‘Boom, Bust, Boom’: Copper, the metal we can’t do without
Bill Carter’s “Boom, Bust, Boom” is an idiosyncratic but compelling examination of the mining if copper, which is vital to modern communications, but at a daunting environmental cost.
Special to The Seattle Times
“Boom, Bust, Boom: A Story About Copper, the Metal That Runs the World”
by Bill Carter
Scribner, 274 pp., $26
A few years ago, Bill Carter’s garden tried to kill him.
Carter, a journalist and documentarian who was living in Bisbee, Ariz., discovered only after he became seriously ill that the vegetable patch he’d been getting his daily salads from was heavily contaminated with arsenic and lead, residues from Bisbee’s past as a copper-mining camp.
After recovering, and after learning that mining giant Freeport-McMoRan was considering reopening its Bisbee copper mine, Carter began to research copper, the mining industry and what its return might mean for his town. The question that haunted him: Could he safely raise his kids in a town with an active mining site?
It’s a question that resonates loudly here in the Northwest. From Idaho’s Silver Valley to Butte’s Berkeley Pit to the asbestos-riddled town of Libby, Mont., mining has been both boon and curse — creating vast wealth for a few and a decent life for many, but too often scarring the land, uprooting lives and poisoning the air, water and soil in the process.
Carter’s book is subtitled “A Story About Copper,” and that indefinite article is no accident. This is not a comprehensive history of the red metal. Rather, it’s a very personal account of Carter’s attempts to learn about copper mining, which is both the book’s strength and weakness.
Copper has been a part of human life since ancient times. Today, we rely on it not only to bring us our electricity, cable TV shows and Facebook updates, but for such pillars of eco-modern life as mobile phones and electric cars.
From Alaska to Mexico to Chile, Carter shows how even the best-run copper mines end up fouling the earth and poisoning the people who work in or live near them. Copper mining, he writes, “by its very nature is a destructive force. By harnessing our resources in this manner, we enter an unspoken contract to ruin our aquifers, add to the problem of global warming, and be responsible for the massive displacement of billions of tons of earth.”

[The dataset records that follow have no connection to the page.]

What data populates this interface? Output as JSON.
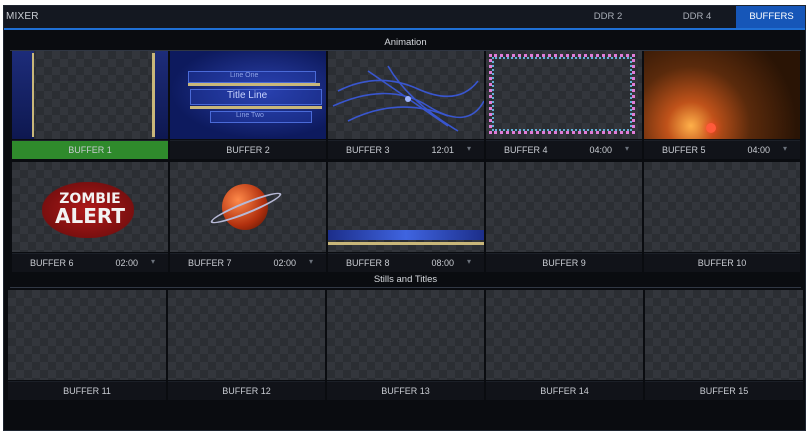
{
  "app": {
    "title": "MIXER",
    "tabs": [
      {
        "label": "DDR 2",
        "active": false
      },
      {
        "label": "DDR 4",
        "active": false
      },
      {
        "label": "BUFFERS",
        "active": true
      }
    ],
    "accent_color": "#1f6fd4",
    "active_label_color": "#2f8a2c"
  },
  "sections": {
    "animation": "Animation",
    "stills": "Stills and Titles"
  },
  "buffers": [
    {
      "label": "BUFFER 1",
      "time": "",
      "active": true
    },
    {
      "label": "BUFFER 2",
      "time": "",
      "active": false,
      "content_text": "Title Line",
      "content_small": "Line One",
      "content_small2": "Line Two"
    },
    {
      "label": "BUFFER 3",
      "time": "12:01",
      "active": false
    },
    {
      "label": "BUFFER 4",
      "time": "04:00",
      "active": false
    },
    {
      "label": "BUFFER 5",
      "time": "04:00",
      "active": false
    },
    {
      "label": "BUFFER 6",
      "time": "02:00",
      "active": false,
      "content_text": "ZOMBIE",
      "content_text2": "ALERT"
    },
    {
      "label": "BUFFER 7",
      "time": "02:00",
      "active": false
    },
    {
      "label": "BUFFER 8",
      "time": "08:00",
      "active": false
    },
    {
      "label": "BUFFER 9",
      "time": "",
      "active": false
    },
    {
      "label": "BUFFER 10",
      "time": "",
      "active": false
    },
    {
      "label": "BUFFER 11",
      "time": "",
      "active": false
    },
    {
      "label": "BUFFER 12",
      "time": "",
      "active": false
    },
    {
      "label": "BUFFER 13",
      "time": "",
      "active": false
    },
    {
      "label": "BUFFER 14",
      "time": "",
      "active": false
    },
    {
      "label": "BUFFER 15",
      "time": "",
      "active": false
    }
  ]
}
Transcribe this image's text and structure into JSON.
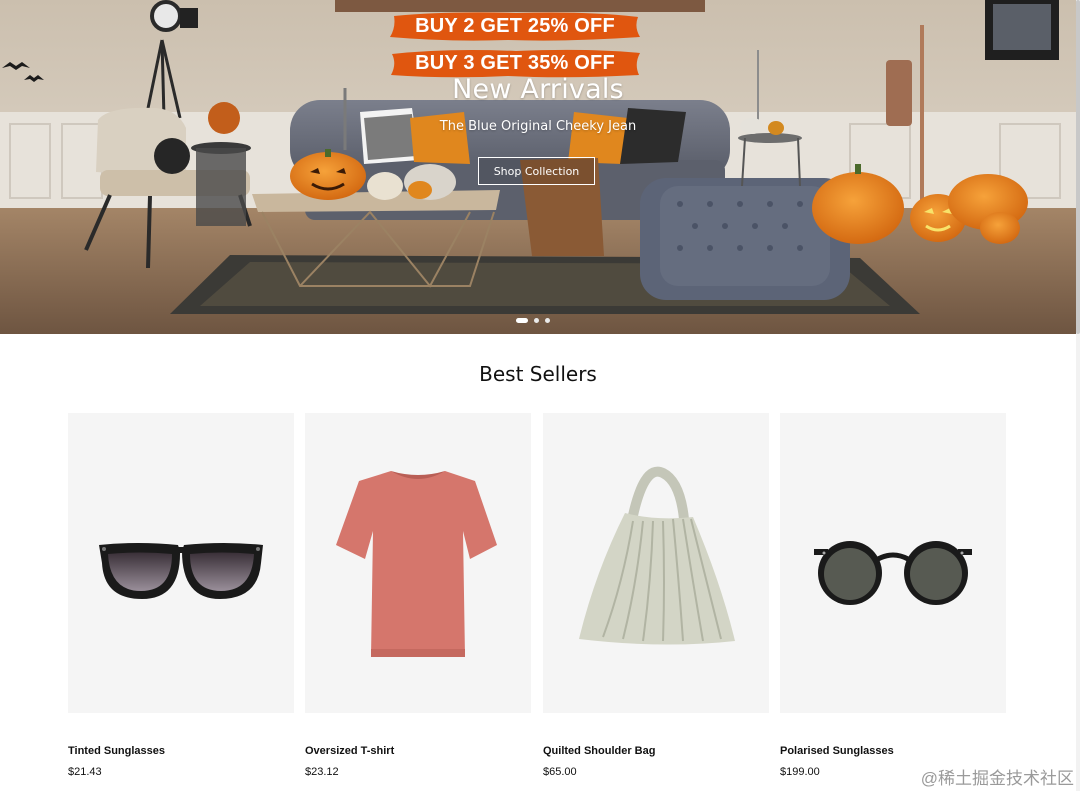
{
  "hero": {
    "promo_line_1": "BUY 2 GET 25% OFF",
    "promo_line_2": "BUY 3 GET 35% OFF",
    "title": "New Arrivals",
    "subtitle": "The Blue Original Cheeky Jean",
    "button_label": "Shop Collection",
    "slides": [
      {
        "active": true
      },
      {
        "active": false
      },
      {
        "active": false
      }
    ],
    "colors": {
      "promo_brush": "#e0560f",
      "text": "#ffffff"
    }
  },
  "best_sellers": {
    "title": "Best Sellers",
    "products": [
      {
        "name": "Tinted Sunglasses",
        "price": "$21.43",
        "image": "tinted-sunglasses-image"
      },
      {
        "name": "Oversized T-shirt",
        "price": "$23.12",
        "image": "pink-tshirt-image"
      },
      {
        "name": "Quilted Shoulder Bag",
        "price": "$65.00",
        "image": "quilted-bag-image"
      },
      {
        "name": "Polarised Sunglasses",
        "price": "$199.00",
        "image": "polarised-sunglasses-image"
      }
    ]
  },
  "watermark": "@稀土掘金技术社区"
}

Carter is such a passionate but informed tour guide that I wish he had widened his purview, rather than tethering it to his personal dilemma. Anyone glancingly familiar with the history of either the Northwest or copper will wonder at Montana’s near-absence from “Boom, Bust, Boom”; at the very least, Carter ought to have checked out the enormity that is the Berkeley Pit.
With more systematic research, Carter might have written the copper equivalent of “Cadillac Desert,” Marc Reisner’s tour de force about Western water policy. But that’s not what he was after. Instead, he wrote an idiosyncratic yet compelling account of one man’s attempts to reconcile the world’s need for copper (which he laments but never really disputes) with the unsavory and dangerous ways it goes about getting it.
His conclusion, after he’s made the decision about whether or not to leave Bisbee, will rankle both mining enthusiasts and many environmentalists: “Although mining is imperative and critical to our way of life, not every mine is necessary, especially if located dangerously close to a vital natural resource.”
Drew DeSilver is a business reporter for The Seattle Times.